The remaining three Russians were already even with them fifteen yards to their left. Blaine and Natalya fought to rise faster but sharing air from the same tank proved cumbersome and slowed them up considerably. Blaine looked toward the Russians, and saw yet another shape beyond them coming fast. Oh no, not another one. This figure was not wearing a wet suit, and he moved through the water as gracefully as if it was his home. He might have moved even faster if not for the spearguns he held in both hands. He fired both from twenty yards behind the Russians.

The Russians were unaware of the figure’s presence until his spears sliced through two of their midsections. The two who’d been hit pawed around them as if to grab fistfuls of water, then sank toward the bottom. The third turned and aimed his speargun in the same motion. It would be impossible for him to miss from such close range. The spear leaped dead on target, and what Blaine saw next would have been unbelievable if he hadn’t watched it himself. At the last possible instant the figure reached out a hand and redirected the spear away from him without slowing his pace. Then the figure had his knife out and was upon the last Russian before the man could try anything else. McCracken didn’t see the rest from this distance but he didn’t have to. The sight of the final black-suited figure floating toward the bottom was enough to tell him the results.

Blaine turned his eyes back on the figure drawing closer to them and saw the long hair dangling free. The figure grasped a closed fist to his heart in an underwater signal not of the standard, but of the Indian, variety.

It was Johnny Wareagle.

McCracken steered for a dark shape on the surface with Natalya by his side. They surfaced not more than ten yards from the cruiser.

“We’ve got visitors,” Captain Bob shouted at them. He pointed off the stern of the cruiser.

Blaine started swimming for the boat while he looked where Captain Bob pointed, toward a fishing trawler about three hundred yards away.
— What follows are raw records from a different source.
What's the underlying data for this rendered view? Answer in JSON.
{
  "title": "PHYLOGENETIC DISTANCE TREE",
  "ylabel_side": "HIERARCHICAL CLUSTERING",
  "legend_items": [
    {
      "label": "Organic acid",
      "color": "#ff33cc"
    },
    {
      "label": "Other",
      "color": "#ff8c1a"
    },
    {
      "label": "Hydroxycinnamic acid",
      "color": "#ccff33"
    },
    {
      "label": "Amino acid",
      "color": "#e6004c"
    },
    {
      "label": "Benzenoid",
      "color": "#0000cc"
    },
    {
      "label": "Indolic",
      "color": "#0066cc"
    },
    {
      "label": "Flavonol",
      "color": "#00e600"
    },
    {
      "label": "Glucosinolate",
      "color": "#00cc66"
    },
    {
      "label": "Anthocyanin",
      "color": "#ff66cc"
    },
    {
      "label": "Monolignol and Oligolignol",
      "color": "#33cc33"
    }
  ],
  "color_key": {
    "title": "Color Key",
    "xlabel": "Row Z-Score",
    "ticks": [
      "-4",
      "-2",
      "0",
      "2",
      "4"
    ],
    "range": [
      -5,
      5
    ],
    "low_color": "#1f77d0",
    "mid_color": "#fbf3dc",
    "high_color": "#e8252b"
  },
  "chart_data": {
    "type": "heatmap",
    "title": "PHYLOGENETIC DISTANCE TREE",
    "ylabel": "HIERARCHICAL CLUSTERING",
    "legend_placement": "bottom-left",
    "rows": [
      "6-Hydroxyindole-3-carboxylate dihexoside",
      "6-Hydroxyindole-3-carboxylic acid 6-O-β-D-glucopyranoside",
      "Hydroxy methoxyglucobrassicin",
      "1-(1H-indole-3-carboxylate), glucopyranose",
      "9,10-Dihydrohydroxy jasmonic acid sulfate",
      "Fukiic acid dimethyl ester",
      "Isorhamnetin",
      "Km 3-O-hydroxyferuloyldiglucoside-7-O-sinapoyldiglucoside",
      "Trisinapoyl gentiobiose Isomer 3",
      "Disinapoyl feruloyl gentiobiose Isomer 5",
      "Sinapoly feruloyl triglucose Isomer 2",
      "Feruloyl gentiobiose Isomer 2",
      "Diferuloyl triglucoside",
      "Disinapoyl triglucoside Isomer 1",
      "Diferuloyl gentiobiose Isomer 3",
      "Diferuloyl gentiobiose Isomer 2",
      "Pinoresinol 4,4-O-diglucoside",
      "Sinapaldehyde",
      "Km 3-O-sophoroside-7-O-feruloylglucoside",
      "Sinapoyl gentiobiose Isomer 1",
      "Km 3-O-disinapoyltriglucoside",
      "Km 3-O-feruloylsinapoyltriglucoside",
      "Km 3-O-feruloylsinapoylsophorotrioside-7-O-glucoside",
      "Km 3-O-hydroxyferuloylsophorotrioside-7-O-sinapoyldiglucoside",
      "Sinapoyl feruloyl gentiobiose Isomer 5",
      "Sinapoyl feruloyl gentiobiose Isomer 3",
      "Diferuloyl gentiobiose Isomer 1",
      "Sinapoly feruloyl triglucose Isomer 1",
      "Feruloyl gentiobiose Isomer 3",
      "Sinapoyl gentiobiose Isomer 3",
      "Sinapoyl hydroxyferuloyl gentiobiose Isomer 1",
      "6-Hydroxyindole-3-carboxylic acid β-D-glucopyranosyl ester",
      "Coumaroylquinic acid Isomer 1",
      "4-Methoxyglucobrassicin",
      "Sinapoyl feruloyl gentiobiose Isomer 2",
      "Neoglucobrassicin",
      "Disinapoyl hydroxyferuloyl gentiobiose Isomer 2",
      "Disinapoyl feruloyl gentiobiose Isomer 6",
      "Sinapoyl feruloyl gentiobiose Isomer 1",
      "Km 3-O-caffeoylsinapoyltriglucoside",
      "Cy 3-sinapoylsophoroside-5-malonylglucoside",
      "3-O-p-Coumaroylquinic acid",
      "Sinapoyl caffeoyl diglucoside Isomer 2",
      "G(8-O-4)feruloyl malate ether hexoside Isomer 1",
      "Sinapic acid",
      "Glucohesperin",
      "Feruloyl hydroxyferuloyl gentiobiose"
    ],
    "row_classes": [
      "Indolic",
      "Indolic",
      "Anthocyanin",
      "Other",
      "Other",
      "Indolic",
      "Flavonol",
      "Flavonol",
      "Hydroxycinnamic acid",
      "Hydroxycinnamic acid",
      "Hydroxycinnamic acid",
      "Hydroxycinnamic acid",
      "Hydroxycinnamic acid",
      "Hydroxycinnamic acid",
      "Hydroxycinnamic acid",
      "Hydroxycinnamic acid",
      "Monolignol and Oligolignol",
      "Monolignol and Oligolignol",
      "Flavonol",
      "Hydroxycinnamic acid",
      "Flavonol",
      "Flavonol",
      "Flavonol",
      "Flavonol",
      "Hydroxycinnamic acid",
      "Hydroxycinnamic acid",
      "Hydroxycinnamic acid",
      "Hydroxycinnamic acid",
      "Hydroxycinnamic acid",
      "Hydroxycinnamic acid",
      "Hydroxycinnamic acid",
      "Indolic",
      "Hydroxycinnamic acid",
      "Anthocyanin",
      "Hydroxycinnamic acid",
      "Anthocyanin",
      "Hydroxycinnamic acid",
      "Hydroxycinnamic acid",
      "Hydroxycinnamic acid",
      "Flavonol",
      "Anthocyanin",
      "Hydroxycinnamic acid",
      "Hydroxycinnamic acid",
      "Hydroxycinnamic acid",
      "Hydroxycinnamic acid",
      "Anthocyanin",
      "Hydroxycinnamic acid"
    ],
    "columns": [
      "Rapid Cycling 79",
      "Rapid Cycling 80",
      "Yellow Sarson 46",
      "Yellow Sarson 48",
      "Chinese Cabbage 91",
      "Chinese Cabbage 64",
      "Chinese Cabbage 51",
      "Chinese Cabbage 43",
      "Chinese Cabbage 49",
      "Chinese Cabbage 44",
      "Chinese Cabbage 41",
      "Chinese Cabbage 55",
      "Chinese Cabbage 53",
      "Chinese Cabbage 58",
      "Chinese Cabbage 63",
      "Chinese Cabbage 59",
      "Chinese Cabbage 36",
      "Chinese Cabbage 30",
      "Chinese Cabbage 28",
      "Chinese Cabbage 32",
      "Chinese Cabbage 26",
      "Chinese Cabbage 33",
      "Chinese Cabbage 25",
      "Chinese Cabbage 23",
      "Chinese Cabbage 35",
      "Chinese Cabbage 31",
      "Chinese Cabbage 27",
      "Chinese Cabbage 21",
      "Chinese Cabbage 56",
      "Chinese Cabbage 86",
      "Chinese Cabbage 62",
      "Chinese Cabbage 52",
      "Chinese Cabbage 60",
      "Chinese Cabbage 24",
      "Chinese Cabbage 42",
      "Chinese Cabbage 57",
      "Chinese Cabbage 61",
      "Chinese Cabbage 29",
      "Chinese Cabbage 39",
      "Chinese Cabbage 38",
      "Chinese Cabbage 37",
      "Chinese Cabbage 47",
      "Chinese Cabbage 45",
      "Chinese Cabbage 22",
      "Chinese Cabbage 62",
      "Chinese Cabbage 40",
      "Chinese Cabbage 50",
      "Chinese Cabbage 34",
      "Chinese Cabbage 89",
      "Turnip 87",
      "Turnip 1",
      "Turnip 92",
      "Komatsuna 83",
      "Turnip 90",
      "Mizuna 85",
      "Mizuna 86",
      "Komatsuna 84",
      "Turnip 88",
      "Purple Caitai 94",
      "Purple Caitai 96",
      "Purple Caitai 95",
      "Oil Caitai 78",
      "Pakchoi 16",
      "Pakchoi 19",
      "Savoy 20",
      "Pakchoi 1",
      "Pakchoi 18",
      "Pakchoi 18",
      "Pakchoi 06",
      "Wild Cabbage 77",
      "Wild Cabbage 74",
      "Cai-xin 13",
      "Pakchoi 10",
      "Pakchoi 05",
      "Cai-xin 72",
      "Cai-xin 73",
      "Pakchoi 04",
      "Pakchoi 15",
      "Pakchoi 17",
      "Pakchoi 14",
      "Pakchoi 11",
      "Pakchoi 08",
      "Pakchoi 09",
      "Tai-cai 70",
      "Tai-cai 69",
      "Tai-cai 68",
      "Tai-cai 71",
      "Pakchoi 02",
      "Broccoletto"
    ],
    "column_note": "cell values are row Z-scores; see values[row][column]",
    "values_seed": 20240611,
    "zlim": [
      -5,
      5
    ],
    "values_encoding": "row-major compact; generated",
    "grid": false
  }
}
Now that its occupants had seen them surface, the results of the underwater battle would be obvious and they were certain to attack.

Johnny Wareagle surfaced just as Blaine pushed Natalya up to Captain Bob’s helping hand. A small powerboat lay a hundred yards off their bow, obviously the vehicle the Indian had miraculously steered to their rescue.

“Who the hell is that?” Captain Bob wondered as Blaine joined Natalya on the deck.

“Charlie the Tuna,” McCracken told him. “Starkist finally gave him the call.”

Captain Bob’s mind was elsewhere and he moved for the bridge. “I’d better get this heap moving ‘fore the shootin’ starts.”

“They’ve probably got enough firepower on board to sink another fleet of ships,” Blaine shouted at him grimly.

“Won’t do ’em no good nohow if I can run ’em onto the reef.” He gunned the engine and gazed up at the sky reflectively. “Night’s comin’ and we’s headin’ straight into the feedin’ waters of the Dragon Fish.”